Durée : une heure ou un chouïa plus

Petits dieux fictifs

25/01/2022 Aucun commentaire
(photo par Laurence Menu : Carine d’Inca, Susie, Katy Feinstein)

Suite à la visite de Susie Morgenstern à Grenoble , j’ai lu son dernier, Mes 18 exils, autobiographie en 18 déchirements. Lire du Susie procure toujours grand plaisir, rafraîchit et revigore les intérieurs comme une eau de source, renforce les défenses immunitaires, console de bien des méchants, des idiots, des cyniques, des gougnafiers.

Ce livre-ci pourrait être son dernier (ce qui ne l’empêchera pas d’en publier de nombreux autres) puisque, sans vouloir spoiler quiconque, elle y parle in fine de la mort : la lumineuse Susie, si douée pour la vie, envisage sa mort dans ses insomnies et dans le dernier chapitre. Elle rédige ainsi son épitaphe : « Mère, grand-mère, écrivain. Elle a fait de grands efforts dans les limites de son possible. A aimé la vie ! »

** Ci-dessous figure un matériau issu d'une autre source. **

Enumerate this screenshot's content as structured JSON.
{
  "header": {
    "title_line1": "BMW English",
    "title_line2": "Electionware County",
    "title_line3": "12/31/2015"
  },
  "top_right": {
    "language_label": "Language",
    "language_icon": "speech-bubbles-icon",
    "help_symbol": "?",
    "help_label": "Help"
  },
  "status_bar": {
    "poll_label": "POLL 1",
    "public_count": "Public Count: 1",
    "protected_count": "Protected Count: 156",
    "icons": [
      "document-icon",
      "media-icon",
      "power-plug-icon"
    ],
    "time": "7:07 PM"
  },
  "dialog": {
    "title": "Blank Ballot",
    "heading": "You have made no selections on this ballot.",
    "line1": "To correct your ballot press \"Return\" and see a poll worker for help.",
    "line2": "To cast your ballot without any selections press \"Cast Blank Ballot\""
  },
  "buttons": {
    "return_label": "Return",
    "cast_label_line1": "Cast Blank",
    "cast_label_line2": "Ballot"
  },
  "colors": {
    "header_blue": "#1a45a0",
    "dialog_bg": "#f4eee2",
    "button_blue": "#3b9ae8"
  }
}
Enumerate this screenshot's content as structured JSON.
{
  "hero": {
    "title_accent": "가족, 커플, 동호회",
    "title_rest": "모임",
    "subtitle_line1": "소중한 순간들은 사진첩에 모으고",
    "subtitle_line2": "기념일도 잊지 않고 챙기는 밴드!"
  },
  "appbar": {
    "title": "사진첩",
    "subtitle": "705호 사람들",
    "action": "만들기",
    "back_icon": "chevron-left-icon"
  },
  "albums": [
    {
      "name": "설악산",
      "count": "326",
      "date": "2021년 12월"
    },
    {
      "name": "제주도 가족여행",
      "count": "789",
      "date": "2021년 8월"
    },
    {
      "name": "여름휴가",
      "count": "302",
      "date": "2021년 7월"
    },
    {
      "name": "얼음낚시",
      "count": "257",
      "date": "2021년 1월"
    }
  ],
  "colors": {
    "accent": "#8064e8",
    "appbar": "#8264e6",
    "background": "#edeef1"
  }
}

Le Fond du tiroir étant toujours obsédé par les rapports entre la religion et le reste de la culture, je prélève à votre attention cet extrait du livre, Exil 5 : être juive :

« De mon école juive, la yeshiva, que j’adorai dès mes dix ans, je conserve l’image du directeur, M. Schloss, en haut de l’escalier, qui criait mon nom comme Dieu appelle Moïse sur le mont Sinaï, chaque fois que j’étais prise en flagrant délit de retard pour les prières du matin. Je détestais ces prières léchant le cul d’un dieu invisible, un dieu fictif pour moi. J’avais beaucoup d’autres petits dieux fictifs, les héros de mes livres. Je refusais de le remercier vingt mille fois pour des services non rendus, comme nourrir les affamés, guérir les malades et ressusciter les morts. Les garçons ânonnaient « Merci de ne pas m’avoir fait femme » et les filles « Merci de m’avoir fait selon ta volonté ». Pourtant, j’enviais mes copines profondément religieuses. »
Mes 18 exils, p. 87

Je passe pudiquement sur le pur scandale que constituent les différences entre les prières bleues pour les garçons (apprends la fierté, mon gars !) et les prières roses pour les filles (apprends la honte, pisseuse !)… Et je me réjouis spécialement de la perspective du « dieu fictif » aligné sur les autres créatures littéraires : l’aligner ainsi N’EST PAS LUI FAIRE OFFENSE (j’écris en majuscules car c’est là une idée propre au Fond du Tiroir, je ne prétends pas que Susie la partage), c’est autant l’abaisser vers le trivial que hisser les autres personnages vers le sublime, parce que je reconnais volontiers que Dieu est une matière à penser aussi géniale qu’Ulysse, Jean Valjean, Anna Karénine, Kirikou, Nanabozo ou Spider-Man. Que serions-nous sans eux ?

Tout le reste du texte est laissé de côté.